"Il Signore ci offre pane e parole per sostenere il cammino della nostra vita e dona ai nostri malati se stesso, ossia la parola che risana e guarisce: preghiamo per loro e per chi si dedica alla loro cura perché possano sperimentare che Dio è il Signore della vita e della gioia".
L'arcivescovo Lauro si è rivolto così all'assemblea sabato scorso in Santa Maria Maggiore, all'inizio della celebrazione presieduta insieme a don Piero Rattin, don Olivo Rocchetti, don Andrea Decarli e un sacerdote pakistano della Diocesi di Karachi, in occasione della XXVI Giornata Mondiale del Malato, ispirata al tema "Ecco tuo figlio … Ecco tua madre. E da quell’ora il discepolo l’accolse con sé" (Gv 19, 26-27), .

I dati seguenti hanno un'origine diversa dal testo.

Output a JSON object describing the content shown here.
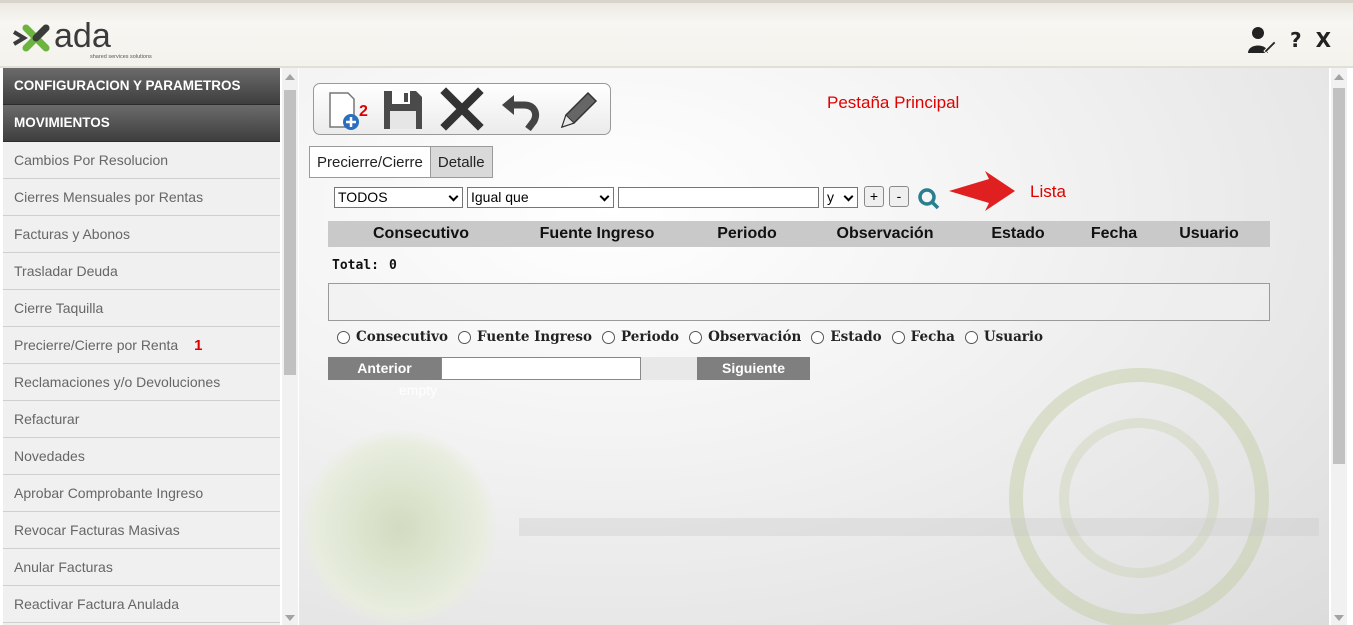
{
  "header": {
    "logo_text": "ada",
    "logo_tagline": "shared services solutions",
    "help_label": "?",
    "close_label": "X"
  },
  "sidebar": {
    "sections": [
      "CONFIGURACION Y PARAMETROS",
      "MOVIMIENTOS"
    ],
    "items": [
      {
        "label": "Cambios Por Resolucion"
      },
      {
        "label": "Cierres Mensuales por Rentas"
      },
      {
        "label": "Facturas y Abonos"
      },
      {
        "label": "Trasladar Deuda"
      },
      {
        "label": "Cierre Taquilla"
      },
      {
        "label": "Precierre/Cierre por Renta",
        "marker": "1"
      },
      {
        "label": "Reclamaciones y/o Devoluciones"
      },
      {
        "label": "Refacturar"
      },
      {
        "label": "Novedades"
      },
      {
        "label": "Aprobar Comprobante Ingreso"
      },
      {
        "label": "Revocar Facturas Masivas"
      },
      {
        "label": "Anular Facturas"
      },
      {
        "label": "Reactivar Factura Anulada"
      }
    ]
  },
  "toolbar": {
    "marker": "2",
    "buttons": [
      "new-document-icon",
      "save-icon",
      "delete-icon",
      "undo-icon",
      "edit-icon"
    ]
  },
  "annotations": {
    "title": "Pestaña Principal",
    "lista": "Lista"
  },
  "tabs": [
    {
      "label": "Precierre/Cierre",
      "active": true
    },
    {
      "label": "Detalle",
      "active": false
    }
  ],
  "filter": {
    "field_select": "TODOS",
    "operator_select": "Igual que",
    "value": "",
    "logic_select": "y",
    "add_label": "+",
    "remove_label": "-"
  },
  "table": {
    "columns": [
      "Consecutivo",
      "Fuente Ingreso",
      "Periodo",
      "Observación",
      "Estado",
      "Fecha",
      "Usuario"
    ],
    "total_label": "Total:",
    "total_value": "0"
  },
  "sort_options": [
    "Consecutivo",
    "Fuente Ingreso",
    "Periodo",
    "Observación",
    "Estado",
    "Fecha",
    "Usuario"
  ],
  "pager": {
    "prev_label": "Anterior",
    "next_label": "Siguiente",
    "page_value": "",
    "empty_text": "empty"
  },
  "colors": {
    "annotation_red": "#e00000",
    "menu_header_bg": "#4a4a4a",
    "table_header_bg": "#c9c9c9",
    "pager_button_bg": "#7f7f7f"
  }
}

"Il lebbroso vive l'esperienza angosciante dell'isolamento e della solitudine – ha esordito monsignor Tisi nell'omelia, traendo spunto dal racconto dell'incontro con Gesù -: con la sua richiesta, è l'icona dell'umanità e di ognuno di noi poiché ogni uomo e donna conosce il bisogno di essere guarito, di essere felice, di trovare risposta alla domanda di vita che porta nel cuore, domanda che a volte diventa grido di struggente sofferenza perché non trova esaudimento".
Ciò che caratterizza quest'uomo, colpito nel fisico, è tuttavia un atteggiamento di grande fiducia: "Il suo "se vuoi, puoi purificarmi" tocca Gesù, lo muove a compassione e lui a sua volta lo tocca, restituendogli la salute: il "lo voglio" di Gesù è rivolto anche a noi, adesso, e ci dice che chi ricorre a lui con fiducia e decisione, e con la speranza di incontrarlo, trova la certezza della sua presenza misericordiosa".
"Il Signore ci vuole felici, desidera che la nostra vita abbia senso – ha proseguito don Lauro -, e la condizione per assaporare questo suo desiderio è fare nostro il comportamento del lebbroso: questo è il punto dolente perché nel nostro agire quotidiano ci fidiamo di noi stessi e del nostro fare, di tutti tranne che di lui, e così anche la Chiesa, attraversata com'è dall'allergia alla preghiera e al silenzio. Crediamo di essere autosufficienti, lasciamoci provocare dai malati".
Come rispondere alla domanda di vita e di senso? "C'è vita quando siamo capaci di perdonare, di chiamare fratello e sorella l'altro: la guarigione dalla lebbra dei pregiudizi e dal considerare gli altri avversari arriva desiderando che l'altro cresca e si espanda, e perciò quando ci pieghiamo sulle ferite del fratello con tenerezza e compassione". L'Arcivescovo ha poi chiesto di pregare per i cristiani perseguitati nel Pakistan, affinché il loro ricordo diventi sprone a vivere con più decisione l'esperienza di fede e la celebrazione si è conclusa recitando la preghiera del malato.